Defendant contends that his plea was not voluntary. Review of the record demonstrates that County Court engaged in a thorough plea colloquy with defendant, during which he acknowledged that he understood the rights he was giving up, he had not been coerced, he was not under the influence of medication or alcohol and his mind was clear, he had ample opportunity to discuss the ramifications of his plea with counsel and he did, in fact, commit the crime of attempted murder as charged. Our review of the record reveals that defendant’s plea was knowing, voluntary and intelligent (see People v Sampson, 301 AD2d 677, 677 [2003]; People v Fulford, 296 AD2d 661, 662 [2002]).
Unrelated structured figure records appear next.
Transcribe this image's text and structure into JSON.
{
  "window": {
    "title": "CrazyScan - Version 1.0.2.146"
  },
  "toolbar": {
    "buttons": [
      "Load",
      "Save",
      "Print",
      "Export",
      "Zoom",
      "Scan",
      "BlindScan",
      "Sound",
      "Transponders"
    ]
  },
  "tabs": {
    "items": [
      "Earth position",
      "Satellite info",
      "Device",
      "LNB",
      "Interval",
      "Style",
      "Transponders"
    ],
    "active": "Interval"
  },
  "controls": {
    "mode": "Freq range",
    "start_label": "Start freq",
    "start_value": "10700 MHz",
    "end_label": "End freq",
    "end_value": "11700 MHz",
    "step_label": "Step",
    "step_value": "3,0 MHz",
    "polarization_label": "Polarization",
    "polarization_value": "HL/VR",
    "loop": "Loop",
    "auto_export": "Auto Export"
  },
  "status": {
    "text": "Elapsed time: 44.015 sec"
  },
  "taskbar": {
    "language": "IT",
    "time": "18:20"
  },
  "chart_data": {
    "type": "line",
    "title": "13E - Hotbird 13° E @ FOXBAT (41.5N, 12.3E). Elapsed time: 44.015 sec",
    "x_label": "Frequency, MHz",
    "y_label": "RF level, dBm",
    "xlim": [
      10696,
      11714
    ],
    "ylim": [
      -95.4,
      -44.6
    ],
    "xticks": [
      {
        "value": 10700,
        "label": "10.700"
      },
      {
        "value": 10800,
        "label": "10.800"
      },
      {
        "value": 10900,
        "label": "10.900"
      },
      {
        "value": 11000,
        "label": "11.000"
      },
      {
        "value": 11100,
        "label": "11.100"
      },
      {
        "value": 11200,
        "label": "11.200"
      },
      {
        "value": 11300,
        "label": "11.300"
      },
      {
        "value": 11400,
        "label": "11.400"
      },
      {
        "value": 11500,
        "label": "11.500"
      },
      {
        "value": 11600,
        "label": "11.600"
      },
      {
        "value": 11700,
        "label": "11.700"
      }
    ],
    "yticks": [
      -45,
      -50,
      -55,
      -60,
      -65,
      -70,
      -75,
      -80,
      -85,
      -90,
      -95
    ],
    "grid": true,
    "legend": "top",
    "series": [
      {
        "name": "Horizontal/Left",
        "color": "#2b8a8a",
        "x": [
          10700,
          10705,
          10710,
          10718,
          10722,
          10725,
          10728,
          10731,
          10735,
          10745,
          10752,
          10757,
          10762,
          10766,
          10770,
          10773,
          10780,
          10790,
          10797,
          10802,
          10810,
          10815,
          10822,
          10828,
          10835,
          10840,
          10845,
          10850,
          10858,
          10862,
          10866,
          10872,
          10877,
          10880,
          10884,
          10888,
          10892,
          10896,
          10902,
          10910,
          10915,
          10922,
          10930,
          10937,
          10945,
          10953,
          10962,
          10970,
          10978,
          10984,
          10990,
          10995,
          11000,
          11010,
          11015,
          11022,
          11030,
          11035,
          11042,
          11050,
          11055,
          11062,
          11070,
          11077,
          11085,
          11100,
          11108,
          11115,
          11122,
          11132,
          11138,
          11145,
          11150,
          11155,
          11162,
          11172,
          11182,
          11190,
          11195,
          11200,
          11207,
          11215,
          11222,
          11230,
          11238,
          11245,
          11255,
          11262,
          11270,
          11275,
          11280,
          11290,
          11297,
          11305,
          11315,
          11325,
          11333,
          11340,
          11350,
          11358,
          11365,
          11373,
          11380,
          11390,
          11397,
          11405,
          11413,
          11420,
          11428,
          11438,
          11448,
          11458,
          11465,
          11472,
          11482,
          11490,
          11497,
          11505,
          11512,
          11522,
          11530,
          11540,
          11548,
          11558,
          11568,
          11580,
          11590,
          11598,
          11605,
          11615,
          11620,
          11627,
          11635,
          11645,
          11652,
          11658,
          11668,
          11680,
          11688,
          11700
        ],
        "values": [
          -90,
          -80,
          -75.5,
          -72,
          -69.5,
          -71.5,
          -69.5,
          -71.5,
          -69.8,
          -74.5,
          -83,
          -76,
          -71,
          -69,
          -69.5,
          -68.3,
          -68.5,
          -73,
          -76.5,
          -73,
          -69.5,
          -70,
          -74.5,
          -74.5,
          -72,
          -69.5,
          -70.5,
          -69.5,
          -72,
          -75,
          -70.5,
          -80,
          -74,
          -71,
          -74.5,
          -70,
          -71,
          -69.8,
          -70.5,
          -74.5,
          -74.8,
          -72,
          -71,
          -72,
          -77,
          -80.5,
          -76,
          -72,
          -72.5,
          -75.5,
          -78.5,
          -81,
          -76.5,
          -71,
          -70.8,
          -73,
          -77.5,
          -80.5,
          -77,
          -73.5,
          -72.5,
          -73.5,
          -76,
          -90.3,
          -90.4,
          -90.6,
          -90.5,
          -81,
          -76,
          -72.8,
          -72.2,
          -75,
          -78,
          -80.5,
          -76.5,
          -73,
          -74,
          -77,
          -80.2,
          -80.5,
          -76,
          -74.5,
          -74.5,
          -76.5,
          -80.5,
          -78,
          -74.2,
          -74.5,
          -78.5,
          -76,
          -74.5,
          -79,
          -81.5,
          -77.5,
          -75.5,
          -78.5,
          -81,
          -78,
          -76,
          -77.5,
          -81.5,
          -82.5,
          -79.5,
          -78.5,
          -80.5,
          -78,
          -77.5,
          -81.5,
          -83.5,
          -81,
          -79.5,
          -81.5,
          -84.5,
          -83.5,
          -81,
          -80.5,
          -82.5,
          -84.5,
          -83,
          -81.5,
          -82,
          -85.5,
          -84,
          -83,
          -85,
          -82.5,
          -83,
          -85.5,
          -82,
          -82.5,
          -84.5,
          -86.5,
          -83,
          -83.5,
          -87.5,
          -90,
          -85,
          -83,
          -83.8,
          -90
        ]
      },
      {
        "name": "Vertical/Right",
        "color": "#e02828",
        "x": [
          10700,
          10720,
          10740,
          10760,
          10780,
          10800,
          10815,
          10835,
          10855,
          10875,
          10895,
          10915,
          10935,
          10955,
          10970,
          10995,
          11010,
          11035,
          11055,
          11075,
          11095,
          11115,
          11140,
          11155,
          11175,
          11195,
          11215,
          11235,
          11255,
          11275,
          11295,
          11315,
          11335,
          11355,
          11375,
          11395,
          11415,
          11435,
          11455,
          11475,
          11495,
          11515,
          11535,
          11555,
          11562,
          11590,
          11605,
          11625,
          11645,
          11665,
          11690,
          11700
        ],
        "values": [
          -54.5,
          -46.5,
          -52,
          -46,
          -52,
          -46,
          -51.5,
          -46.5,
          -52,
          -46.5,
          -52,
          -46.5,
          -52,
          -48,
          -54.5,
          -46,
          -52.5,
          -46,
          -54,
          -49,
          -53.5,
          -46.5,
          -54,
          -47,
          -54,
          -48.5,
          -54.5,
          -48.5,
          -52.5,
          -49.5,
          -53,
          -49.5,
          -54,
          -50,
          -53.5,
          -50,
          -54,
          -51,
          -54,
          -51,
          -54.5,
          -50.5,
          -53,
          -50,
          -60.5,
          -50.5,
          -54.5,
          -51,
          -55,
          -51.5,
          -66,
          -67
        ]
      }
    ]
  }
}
Defendant’s assertion that his arrest arose from an unlawful search and seizure does not survive his knowing and intelligent waiver of the right to appeal made as part of his negotiated plea (see People v Kemp, 94 NY2d 831, 833 [1999]; People v Hemingway, 306 AD2d 689, 690 [2003]; People v Castano, 302 AD2d 686, 687 [2003]). Similarly, his challenge to the sentence, which was imposed exactly as agreed in the plea, does not survive his waiver of appeal (see People v Hidalgo, 91 NY2d 733, 737 [1998]; People v Kalenak, 2 AD3d 902, 903 [2003]; People v Bier, 307 AD2d 649, 651 [2003], lv denied 100 NY2d 618 [2003]). Nor do we find any reason based upon this record to consider these issues in the interest of justice.

Crew III, J.E, Carpinello, Rose and Kane, JJ., concur. Ordered that the judgment is affirmed.